1. her acı, her ıstırap, her trajedi karşısında sergilenen duyarsızlık.

    belki buna türümüze özgü biyolojik bir arıza sebep oluyordur(bkz: ). yine de sormadan edemiyorum, bazı insanlar neden diğerleri gibi değil? birileri kış mevsiminde sokakta kalmış insanları ve hayvanları düşünüp aynı soğuğu yüreklerinde hissedip birşeyler yapmaya yönelirken diğerleri için duyarsızlık neden verili birşey olsun?

    Peki daha önceden herşeye duyarsız olup hayatının bir yerinde çeşitli ölçülerde değişmeye başlayan insanlar görmediniz mi? demek ki duyarsızlık tamamen insanın verili doğasına bağlanamaz.

    peki nedir insanı empati yapmaktan alıkoyan? cevap veremiyorum ama bundan nefret ediyorum.

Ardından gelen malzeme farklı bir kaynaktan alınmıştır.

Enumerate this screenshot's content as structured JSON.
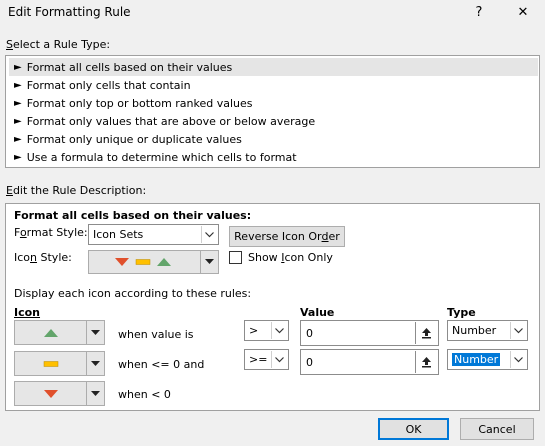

    empati becerisi gelişmemiş insanlarda çok yaygın olduğunu gördüğüm bir kusur da kalın kafalılık. bu kişiler ne zaman hayatı mahvolmuş bir kişi ile karşılaşacak olsalar kendi hayatlarının da çok zor olduğunu, ancak kendi süper güçleri ile her türlü zorluğu aştıklarını gurur ve küçümsemeyle anlatırlar. bu kişilerin gerçek acıları küçümserken kendi hayatlarından verdikleri örnekler yerinde olsun ya da olmasın her zaman insanın sinirini bozar. çünkü bunu çok nadir cesaretlendirmek ya da bir duygudaşlık oluşturmak için yaparlar. bu örnekleri vermelerinin nedeni ne kadar güçlü olduklarını gururla anlatmaktan başka birşey değildir.

    denilecek ki derdini abartan, ilgi çekmek için zırlayan kimse yok mu?Belki de gerçek acı çekenlerden de fazla. peki bunların varlığı gerçek acılara duyarsız kalmayı gerektirir mi? ya bizim öznel bir bakış açısıyla küçümsedigimiz bir sızlanma gerçek bir acıysa?

    başkalarına bu kadar sayıp sövdükten sonra bir öz eleştiri yapmam gerekiyor. gerçek acıları olmadan yakındığını düşündüğüm insanlara çok kızardım. şimdi bu yüzden kendime kızıyorum. çünkü çok bariz örnekler dışında kimsenin ne yaşadığını gerçekte bilmiyordum, sadece tahmin ediyordum.